Parfois… ce serait bath pouvoir cliquer sur « sample » avant de se farcir un mec. Comme quand tu veux télécharger un screener de Sex and the City 2 sur Allotracker. Je sens que ça te parle..
Je te jure.
J’en parlais avec Pute pas plus tard que tout-de-suite. J’étais tranquillement en train de refaire la façade de mon blog (d’ailleurs en fait je trouve que c’est pas mal) quand je commence à entendre des « Haaaaan, yeaaaaaah! Hmmmm! Oh!!! Harder! Harder! Yeaaah !!! » en provenance du salon. Ahem…
Bon bah c’était bien sûr Pute qui matait un porno.
D’ordinaire, c’est-à-dire que j’en ai rien à foutre que Pute se tape des heures de Caviar Production ou de Rocco And Cie pour la bonne raison que pendant ce temps-là, il me fout une paix relative. Mais ce soir, va savoir pourquoi, ça m’a fait chier.
J’ai lâché mon ordi deux secondes, oui ça m’arrive, pour engueuler comme il se doit l’espèce de tronçonneur priapique qui sert de père à mes enfants.

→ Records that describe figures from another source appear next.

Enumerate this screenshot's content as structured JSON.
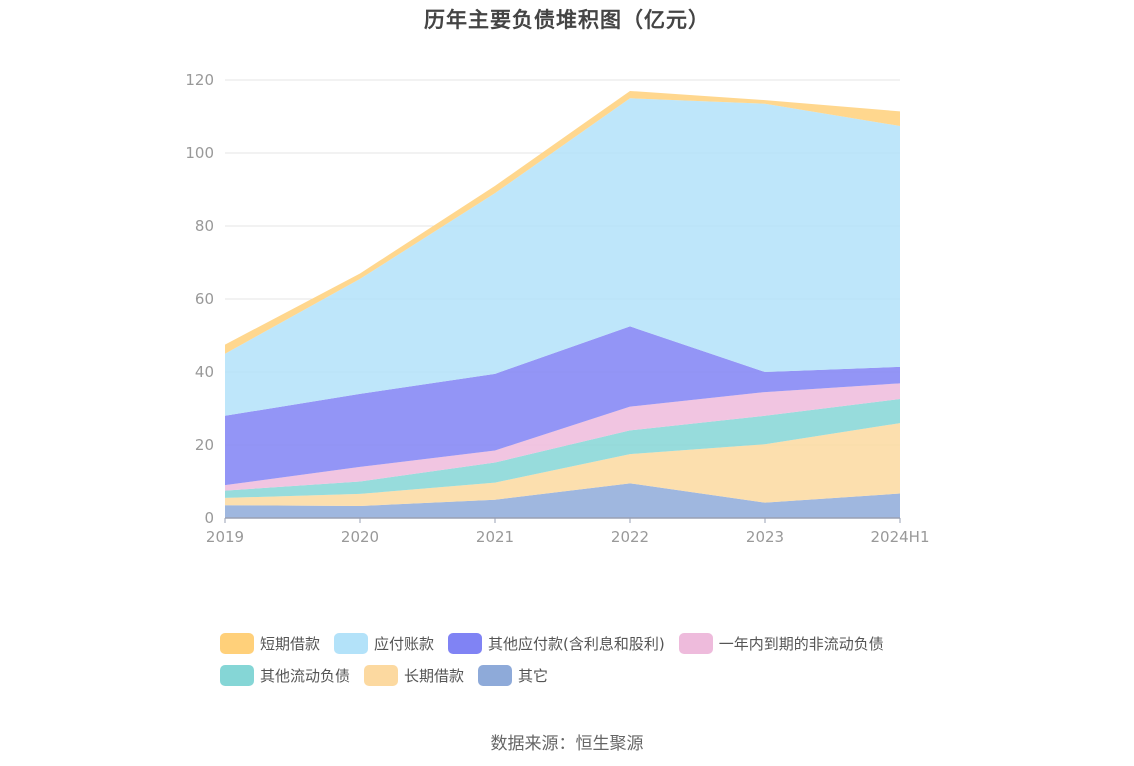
{
  "chart_data": {
    "type": "area",
    "stacked": true,
    "title": "历年主要负债堆积图（亿元）",
    "categories": [
      "2019",
      "2020",
      "2021",
      "2022",
      "2023",
      "2024H1"
    ],
    "y_ticks": [
      "0",
      "20",
      "40",
      "60",
      "80",
      "100",
      "120"
    ],
    "ylim": [
      0,
      120
    ],
    "grid": true,
    "legend_position": "bottom",
    "series": [
      {
        "name": "其它",
        "color": "#8eaad9",
        "values": [
          3.5,
          3.3,
          5.0,
          9.5,
          4.2,
          6.7
        ]
      },
      {
        "name": "长期借款",
        "color": "#fcd9a0",
        "values": [
          2.0,
          3.3,
          4.7,
          8.0,
          16.0,
          19.3
        ]
      },
      {
        "name": "其他流动负债",
        "color": "#85d6d6",
        "values": [
          2.0,
          3.4,
          5.5,
          6.5,
          7.8,
          6.6
        ]
      },
      {
        "name": "一年内到期的非流动负债",
        "color": "#eebbdc",
        "values": [
          1.5,
          4.0,
          3.3,
          6.5,
          6.5,
          4.3
        ]
      },
      {
        "name": "其他应付款(含利息和股利)",
        "color": "#8083f4",
        "values": [
          19.0,
          20.0,
          21.0,
          22.0,
          5.5,
          4.5
        ]
      },
      {
        "name": "应付账款",
        "color": "#b3e2f9",
        "values": [
          17.0,
          31.5,
          49.5,
          62.5,
          73.5,
          66.0
        ]
      },
      {
        "name": "短期借款",
        "color": "#ffd07a",
        "values": [
          2.5,
          1.5,
          2.0,
          2.0,
          1.0,
          4.0
        ]
      }
    ]
  },
  "source_text": "数据来源：恒生聚源"
}
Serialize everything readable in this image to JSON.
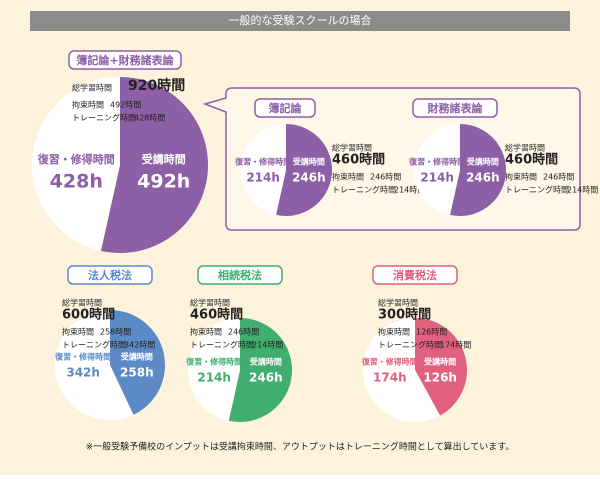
{
  "header": "一般的な受験スクールの場合",
  "footnote": "※一般受験予備校のインプットは受講拘束時間、アウトプットはトレーニング時間として算出しています。",
  "chart_data": [
    {
      "type": "pie",
      "title": "簿記論+財務諸表論",
      "categories": [
        "受講時間",
        "復習・修得時間"
      ],
      "values": [
        492,
        428
      ],
      "value_labels": [
        "492h",
        "428h"
      ],
      "colors": [
        "#8d5fa6",
        "#ffffff"
      ],
      "summary": [
        {
          "label": "総学習時間",
          "value": "920時間"
        },
        {
          "label": "拘束時間",
          "value": "492時間"
        },
        {
          "label": "トレーニング時間",
          "value": "428時間"
        }
      ]
    },
    {
      "type": "pie",
      "title": "簿記論",
      "categories": [
        "受講時間",
        "復習・修得時間"
      ],
      "values": [
        246,
        214
      ],
      "value_labels": [
        "246h",
        "214h"
      ],
      "colors": [
        "#8d5fa6",
        "#ffffff"
      ],
      "summary": [
        {
          "label": "総学習時間",
          "value": "460時間"
        },
        {
          "label": "拘束時間",
          "value": "246時間"
        },
        {
          "label": "トレーニング時間",
          "value": "214時間"
        }
      ]
    },
    {
      "type": "pie",
      "title": "財務諸表論",
      "categories": [
        "受講時間",
        "復習・修得時間"
      ],
      "values": [
        246,
        214
      ],
      "value_labels": [
        "246h",
        "214h"
      ],
      "colors": [
        "#8d5fa6",
        "#ffffff"
      ],
      "summary": [
        {
          "label": "総学習時間",
          "value": "460時間"
        },
        {
          "label": "拘束時間",
          "value": "246時間"
        },
        {
          "label": "トレーニング時間",
          "value": "214時間"
        }
      ]
    },
    {
      "type": "pie",
      "title": "法人税法",
      "categories": [
        "受講時間",
        "復習・修得時間"
      ],
      "values": [
        258,
        342
      ],
      "value_labels": [
        "258h",
        "342h"
      ],
      "colors": [
        "#5b8ac6",
        "#ffffff"
      ],
      "summary": [
        {
          "label": "総学習時間",
          "value": "600時間"
        },
        {
          "label": "拘束時間",
          "value": "258時間"
        },
        {
          "label": "トレーニング時間",
          "value": "342時間"
        }
      ]
    },
    {
      "type": "pie",
      "title": "相続税法",
      "categories": [
        "受講時間",
        "復習・修得時間"
      ],
      "values": [
        246,
        214
      ],
      "value_labels": [
        "246h",
        "214h"
      ],
      "colors": [
        "#3fae6e",
        "#ffffff"
      ],
      "summary": [
        {
          "label": "総学習時間",
          "value": "460時間"
        },
        {
          "label": "拘束時間",
          "value": "246時間"
        },
        {
          "label": "トレーニング時間",
          "value": "214時間"
        }
      ]
    },
    {
      "type": "pie",
      "title": "消費税法",
      "categories": [
        "受講時間",
        "復習・修得時間"
      ],
      "values": [
        126,
        174
      ],
      "value_labels": [
        "126h",
        "174h"
      ],
      "colors": [
        "#e0607e",
        "#ffffff"
      ],
      "summary": [
        {
          "label": "総学習時間",
          "value": "300時間"
        },
        {
          "label": "拘束時間",
          "value": "126時間"
        },
        {
          "label": "トレーニング時間",
          "value": "174時間"
        }
      ]
    }
  ]
}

« VF: T’en as pas marre de regarder ça?
P: Non mais attends c’est trop fort, c’est un nain qui s’appelle Shorty et sa bite est monstrueuse et le film, il s’appelle Get Shorty !!!
VF: C’est passionnant mais y’a des gens qui essaient de bosser, dans la chambre, genre moi.
P: Bosser?
VF: On va dire ça.
P: Et tu fais quoi?
VF: Le coup de cœur Nick Cave pour la Médiathèque.
P: Genre.
VF: Ouais, genre. Parfaitement.
P: Ouais, j’aime bien comme tu t’arranges avec le réel.

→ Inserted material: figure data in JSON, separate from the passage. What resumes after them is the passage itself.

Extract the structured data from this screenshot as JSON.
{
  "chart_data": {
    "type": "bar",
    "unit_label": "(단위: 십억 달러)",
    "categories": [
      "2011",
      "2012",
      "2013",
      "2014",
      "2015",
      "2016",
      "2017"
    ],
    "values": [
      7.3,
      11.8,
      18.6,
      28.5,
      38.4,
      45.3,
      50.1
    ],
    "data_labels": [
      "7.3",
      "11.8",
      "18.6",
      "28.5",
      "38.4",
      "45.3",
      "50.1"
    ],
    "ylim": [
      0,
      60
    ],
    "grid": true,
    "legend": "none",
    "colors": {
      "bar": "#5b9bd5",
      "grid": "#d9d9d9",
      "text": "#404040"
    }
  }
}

VF: Tu veux bien reporter ton visionnage ô combien enrichissant à plus tard, ou je sais pas… soyons fous, mettre un casque ou éteindre le son ?
P: Non j’adore les …
VF: Dialogues. Me la fais pas, tu parles anglais comme je parle bantou.
P: Depuis quand ça te gêne?
VF: Depuis que … depuis que j’ai pas à me justifier bordel de merde!
P: Non mais attends deux secondes, regarde… »
Je regarde.
« P: C’est pas énorme?
VF: C’est son bras, là?
P: Non.
VF: Impressionnant…
P: T’as vu?
VF: Ouais, bon.
P: T’en as jamais connu des comme ça, hein?
VF: Non (Dieu soit loué, Pute a arrêté de lire mon blog en 2007)
P:  C’est quoi ton pire souvenir?
VF: J’ai comme qui dirait autre chose à foutre, là.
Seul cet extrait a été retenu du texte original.